A reader sent me an article that appeared in the Catholic Register a publication of the Diocese of Altoona-Johnstown by its editor Monsignor Timothy P. Stein.
A long out of print book, The Enthusiast, tells the story of Father Ignatius of Llanthony.Father Ignatius was one of the more colorful, if not controversial figures of the 19th century Anglo – Catholic revival in England. Ignatius (Joseph Leycester Lyne) wanted to restore monastic life in the Church of England. He sought to establish a monastery of Anglican Benedictine monks. What he made, was a mess.Father Ignatius was without a doubt a man of deep faith, and was a well – known missionary preacher and evangelist. But in working to establish a monastery, he simply played at being a monk. He was more concerned with the external trappings of monasticism than he was with the interior conversion that should be the result of living a religious life. Father Ignatius was more in love with his religious habit than he was with the discipline of religious life. He loved to surround himself with statues, pictures, crucifixes, altars, sacred vessels, and all sorts of pious geegaws. If one candle on an altar was good – – two dozen candles were even better. In fact, two dozen candles were not enough for Father Ignatius; contemporary accounts state that there were no less than 250 candles on the high altar at Llanthony Abbey. Father Ignatius loved what some have irreverently termed “smells and bells.”
The Father Ignatius’s of the world are with us still. They are the ones who charge that the Catholic Church, following the Second Vatican Council, threw out the baby with the bathwater. They have made it their mission to retrieve the bathwater. They would like us to be drowning in it.Trappings of piety – – external symbols of religiosity – – are all well and good. They have nourished the faith of millions. But they are not an end, in themselves. They are but a means to an end. The bathwater is not more important than the baby.
“Smells and bells” and other assorted paraphernalia are supposed to help us nurture our relationship with Jesus. When they become a stumbling block, and prevent us from seeing Jesus, knowing Jesus, walking with Jesus, or when they obscure the path to Jesus for others, they must be put aside, or at least, reassessed. There were good reasons for throwing out so much of the bathwater. It had become murky. It was no longer serving a good purpose. It was time to take the baby from the bath, and move on.
Beware the bathwater! Hidden in its depths may be a dose of pretty poison – – the temptation to idolatry – – the temptation to worship fleeting forms while ignoring lasting, enduring substance. Don’t mistake devotion to exterior signs for an interior conversion to life in union with Jesus.Just be sure to keep a tight grip on the baby!
So what exactly is the evidence that they became a stumbling block and that removing them was a service to the Church and an enrichment to the liturgy? The bathwater parallel just does not explain much. It would also be silly to discharge the bath water before the baby was clean. You must let the water do its work first. Plus once you get rid of the bathwater what you end up with is a naked baby, perhaps a good parallel of what has been done to the liturgy as it has been totally stripped to ‘bare’ essentials. If we were already perfect a naked liturgy would be just the same to us as one with the "smells and bells". Speaking for myself I need liturgical training wheels. I need to be reminded of the transcendence of God. I need help in remembering that the Mass is a supernatural event. For me incense is a help and reminder of the prayers going up to the Saints as in the Book of Revelations. That "external symbols of religiosity" help me to internalize their meaning and the importance of them.

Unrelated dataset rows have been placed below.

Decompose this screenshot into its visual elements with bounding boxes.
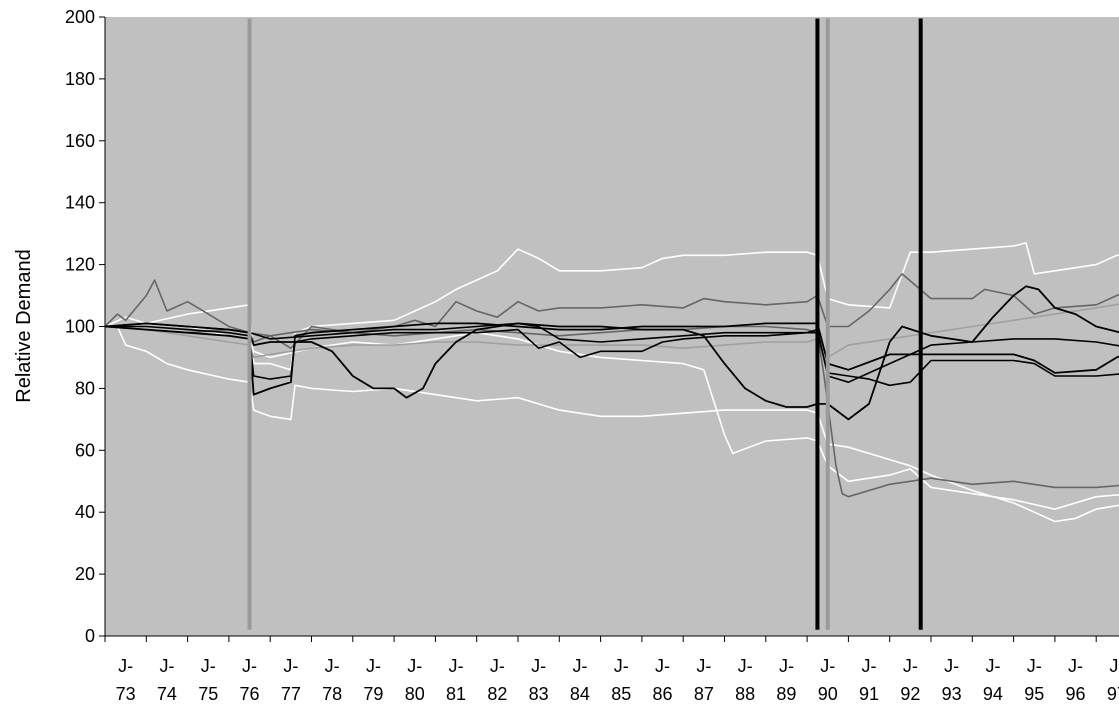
series-line-9 bbox=[105, 325, 1119, 387]
x-tick-label-bottom: 88 bbox=[735, 684, 755, 704]
series-line-1 bbox=[104, 242, 1119, 371]
x-tick-label-top: J- bbox=[201, 656, 216, 676]
x-tick-label-top: J- bbox=[1027, 656, 1042, 676]
x-tick-label-bottom: 92 bbox=[900, 684, 920, 704]
x-tick-label-bottom: 87 bbox=[694, 684, 714, 704]
series-line-8 bbox=[104, 322, 1119, 396]
x-tick-label-top: J- bbox=[820, 656, 835, 676]
x-tick-label-bottom: 73 bbox=[116, 684, 136, 704]
x-tick-label-bottom: 74 bbox=[157, 684, 177, 704]
series-layer bbox=[104, 242, 1119, 523]
x-axis-ticks: J- 73 J- 74 J- 75 J- 76 J- 77 J- 78 J- 79 J- 80 J- 81 J- 82… bbox=[104, 636, 1119, 704]
x-tick-label-bottom: 82 bbox=[487, 684, 507, 704]
y-tick-label: 60 bbox=[75, 440, 95, 460]
y-tick-label: 40 bbox=[75, 502, 95, 522]
x-tick-label-bottom: 96 bbox=[1066, 684, 1086, 704]
x-tick-label-bottom: 75 bbox=[198, 684, 218, 704]
x-tick-label-bottom: 79 bbox=[363, 684, 383, 704]
x-tick-label-bottom: 85 bbox=[611, 684, 631, 704]
y-tick-label: 180 bbox=[65, 69, 95, 89]
x-tick-label-top: J- bbox=[862, 656, 877, 676]
x-tick-label-bottom: 91 bbox=[859, 684, 879, 704]
x-tick-label-top: J- bbox=[407, 656, 422, 676]
x-tick-label-top: J- bbox=[531, 656, 546, 676]
y-tick-label: 120 bbox=[65, 255, 95, 275]
x-tick-label-top: J- bbox=[696, 656, 711, 676]
y-axis-title: Relative Demand bbox=[13, 249, 35, 402]
x-tick-label-bottom: 94 bbox=[983, 684, 1003, 704]
x-tick-label-top: J- bbox=[779, 656, 794, 676]
x-tick-label-bottom: 83 bbox=[529, 684, 549, 704]
x-tick-label-bottom: 84 bbox=[570, 684, 590, 704]
x-tick-label-top: J- bbox=[985, 656, 1000, 676]
x-tick-label-bottom: 93 bbox=[942, 684, 962, 704]
x-tick-label-top: J- bbox=[572, 656, 587, 676]
x-tick-label-top: J- bbox=[655, 656, 670, 676]
series-line-6 bbox=[104, 303, 1119, 359]
x-tick-label-bottom: 81 bbox=[446, 684, 466, 704]
y-tick-label: 0 bbox=[85, 626, 95, 646]
x-tick-label-top: J- bbox=[325, 656, 340, 676]
y-tick-label: 200 bbox=[65, 7, 95, 27]
x-tick-label-bottom: 78 bbox=[322, 684, 342, 704]
y-tick-label: 80 bbox=[75, 378, 95, 398]
series-line-3 bbox=[104, 322, 1119, 510]
x-tick-label-bottom: 76 bbox=[240, 684, 260, 704]
x-tick-label-top: J- bbox=[944, 656, 959, 676]
series-line-7 bbox=[104, 285, 1119, 421]
x-tick-label-bottom: 89 bbox=[776, 684, 796, 704]
reference-lines bbox=[247, 18, 923, 630]
x-tick-label-top: J- bbox=[490, 656, 505, 676]
x-tick-label-top: J- bbox=[159, 656, 174, 676]
x-tick-label-top: J- bbox=[118, 656, 133, 676]
x-tick-label-top: J- bbox=[903, 656, 918, 676]
x-tick-label-top: J- bbox=[614, 656, 629, 676]
x-tick-label-top: J- bbox=[738, 656, 753, 676]
x-tick-label-top: J- bbox=[449, 656, 464, 676]
x-tick-label-top: J- bbox=[242, 656, 257, 676]
x-tick-label-top: J- bbox=[366, 656, 381, 676]
series-line-10 bbox=[104, 322, 1119, 383]
y-tick-label: 100 bbox=[65, 317, 95, 337]
y-tick-label: 20 bbox=[75, 564, 95, 584]
x-tick-label-bottom: 77 bbox=[281, 684, 301, 704]
x-tick-label-top: J- bbox=[1109, 656, 1119, 676]
x-tick-label-top: J- bbox=[283, 656, 298, 676]
x-tick-label-top: J- bbox=[1068, 656, 1083, 676]
series-line-4 bbox=[104, 273, 1119, 349]
series-line-2 bbox=[105, 325, 1119, 523]
y-axis-ticks: 0 20 40 60 80 100 120 140 160 180 200 bbox=[65, 7, 105, 646]
y-tick-label: 140 bbox=[65, 193, 95, 213]
x-tick-label-bottom: 86 bbox=[653, 684, 673, 704]
x-tick-label-bottom: 95 bbox=[1024, 684, 1044, 704]
x-tick-label-bottom: 90 bbox=[818, 684, 838, 704]
x-tick-label-bottom: 97 bbox=[1107, 684, 1119, 704]
x-tick-label-bottom: 80 bbox=[405, 684, 425, 704]
y-tick-label: 160 bbox=[65, 131, 95, 151]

When will they realize that what has become a stumbling block is treating the Mass not as a sacrifice and the representations of Christ’s death on Calvary, but as a bit of entertainment fluff that imbues little theological meaning doesn’t work for use imperfect types. There is little doubt that often rituals become empty and lose their impact. The pre-Vatican II Church was not some idealized perfection and of course the richness of the liturgy was being lost on many. The solution though is not to discard what can be a help in our fallen state, but to re-catechise the deep meaning of those external signs so that when we experience them we are reminded of what they signify. Not as a substitute to the fuller meaning, but as a signpost that points us to understand and experience the deeper theological truths they signify. Sure we can forget that when we dip our fingers in the Holy Water and make a sign of the cross that we are renewing our baptismal promises. When we forget the answer is not doing away with Holy Water fonts, but reminding us of the import.